Grillage bases are rarely economic these days for permanent foundations except for very heavy loads. However their prefabricated form can prove very useful for temporary works particularly where re-use of the foundations is required (see Fig. 9.59).
The grillage beam can be in any material, the most usual being either steel, precast concrete or timber. In some permanent situations, however, where unusual circumstances exist, such as an abundance of durable timber or the possible re-use of existing rolled steel sections, the grillage can prove both successful and economic. In permanent conditions durability becomes an important design factor and protection and/or the selection of suitable materials is a major part of the design. In the case of steel grillage below ground this is usually achieved by encasing the grillage in concrete. The concrete for average ground conditions would usually require to provide a minimum cover to the steel of 100 mm. In the case of timber grillages the selection of a suitable species of timber and/or suitable preservation protection is crucial to the design, in a similar way to that for timber piles.

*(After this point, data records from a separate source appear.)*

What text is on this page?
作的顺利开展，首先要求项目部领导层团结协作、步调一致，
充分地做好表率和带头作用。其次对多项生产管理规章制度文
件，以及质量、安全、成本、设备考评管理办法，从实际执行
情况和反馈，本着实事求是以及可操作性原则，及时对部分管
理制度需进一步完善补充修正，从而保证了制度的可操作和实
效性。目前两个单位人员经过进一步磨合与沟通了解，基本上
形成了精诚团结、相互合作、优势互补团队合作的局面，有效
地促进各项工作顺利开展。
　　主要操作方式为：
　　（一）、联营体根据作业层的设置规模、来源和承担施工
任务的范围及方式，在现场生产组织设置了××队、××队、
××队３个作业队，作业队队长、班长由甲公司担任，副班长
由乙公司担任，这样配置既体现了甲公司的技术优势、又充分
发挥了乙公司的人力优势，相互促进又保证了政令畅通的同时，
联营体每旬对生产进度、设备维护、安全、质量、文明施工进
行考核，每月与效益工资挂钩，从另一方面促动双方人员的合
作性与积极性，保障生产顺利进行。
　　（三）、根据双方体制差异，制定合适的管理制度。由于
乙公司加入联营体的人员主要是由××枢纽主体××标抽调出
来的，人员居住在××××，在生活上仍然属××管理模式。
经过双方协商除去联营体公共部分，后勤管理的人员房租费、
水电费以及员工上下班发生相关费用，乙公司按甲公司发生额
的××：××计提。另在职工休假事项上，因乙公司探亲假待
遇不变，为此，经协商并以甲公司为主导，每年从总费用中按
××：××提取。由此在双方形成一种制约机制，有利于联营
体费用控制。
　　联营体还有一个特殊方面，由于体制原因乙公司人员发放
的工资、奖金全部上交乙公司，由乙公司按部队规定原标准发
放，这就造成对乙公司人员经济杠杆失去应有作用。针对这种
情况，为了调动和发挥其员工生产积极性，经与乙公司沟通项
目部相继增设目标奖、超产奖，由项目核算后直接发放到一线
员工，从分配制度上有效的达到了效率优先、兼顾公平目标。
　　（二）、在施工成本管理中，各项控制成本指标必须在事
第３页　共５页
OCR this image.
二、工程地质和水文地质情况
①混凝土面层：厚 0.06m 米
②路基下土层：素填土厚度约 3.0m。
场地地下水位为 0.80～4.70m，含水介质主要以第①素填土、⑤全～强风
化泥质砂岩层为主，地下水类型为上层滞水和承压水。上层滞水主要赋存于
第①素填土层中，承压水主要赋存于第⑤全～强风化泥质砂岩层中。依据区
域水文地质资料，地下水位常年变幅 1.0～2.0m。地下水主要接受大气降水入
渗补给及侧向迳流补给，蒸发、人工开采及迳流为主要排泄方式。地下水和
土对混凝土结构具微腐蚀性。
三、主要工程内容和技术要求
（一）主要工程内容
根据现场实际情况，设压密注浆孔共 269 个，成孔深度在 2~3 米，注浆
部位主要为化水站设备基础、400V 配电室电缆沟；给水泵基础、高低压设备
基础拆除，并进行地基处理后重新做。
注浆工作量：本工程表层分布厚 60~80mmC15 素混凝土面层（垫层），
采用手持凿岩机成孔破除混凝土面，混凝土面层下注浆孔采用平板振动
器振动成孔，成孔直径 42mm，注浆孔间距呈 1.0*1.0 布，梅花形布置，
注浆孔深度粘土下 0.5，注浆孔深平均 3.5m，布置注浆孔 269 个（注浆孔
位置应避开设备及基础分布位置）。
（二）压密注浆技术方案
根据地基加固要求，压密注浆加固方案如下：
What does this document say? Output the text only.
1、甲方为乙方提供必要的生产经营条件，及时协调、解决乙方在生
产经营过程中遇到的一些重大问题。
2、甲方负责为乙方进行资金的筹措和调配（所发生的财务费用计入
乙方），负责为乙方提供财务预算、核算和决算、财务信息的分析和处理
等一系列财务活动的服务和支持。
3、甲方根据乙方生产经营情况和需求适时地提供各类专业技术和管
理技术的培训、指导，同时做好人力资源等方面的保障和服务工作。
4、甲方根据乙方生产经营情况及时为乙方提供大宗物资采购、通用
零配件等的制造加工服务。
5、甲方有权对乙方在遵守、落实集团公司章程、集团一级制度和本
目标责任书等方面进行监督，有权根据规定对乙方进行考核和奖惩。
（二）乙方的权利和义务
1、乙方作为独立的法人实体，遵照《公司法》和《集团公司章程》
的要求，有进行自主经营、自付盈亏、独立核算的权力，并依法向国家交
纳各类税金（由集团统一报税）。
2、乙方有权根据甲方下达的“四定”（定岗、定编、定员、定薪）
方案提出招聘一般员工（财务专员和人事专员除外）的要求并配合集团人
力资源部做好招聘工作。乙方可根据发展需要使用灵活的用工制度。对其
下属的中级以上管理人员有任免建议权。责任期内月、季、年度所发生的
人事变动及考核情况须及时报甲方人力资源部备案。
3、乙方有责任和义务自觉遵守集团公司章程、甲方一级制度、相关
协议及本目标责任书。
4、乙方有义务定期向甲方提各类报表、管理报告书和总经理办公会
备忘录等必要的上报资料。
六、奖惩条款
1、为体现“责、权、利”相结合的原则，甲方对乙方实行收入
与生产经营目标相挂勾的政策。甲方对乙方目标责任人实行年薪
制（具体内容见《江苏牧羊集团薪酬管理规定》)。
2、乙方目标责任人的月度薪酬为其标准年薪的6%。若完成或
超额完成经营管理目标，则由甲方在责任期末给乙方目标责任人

Fig. 9.58 Grillage foundation.
The design of the grillage is carried out by calculating the loads and moments applied from the superstructure and determining the required base area using a suitable allowable ground bearing pressure for the condition involved.
From this area, the number and size of each grillage layer can be decided. The layers are then designed to cantilever from the edge of the layer above, which determines the beam sizes required to resist the applied bending moments and shear forces (see Fig. 9.60).
If the grillage is encased in concrete and the sequence and method of construction and loading is compatible with the design requirements, the composite action of the beam and concrete can be exploited.
Fig. 9.59 Grillage foundation – temporary works.
Fig. 9.60 Grillage foundation – bending and shear diagrams.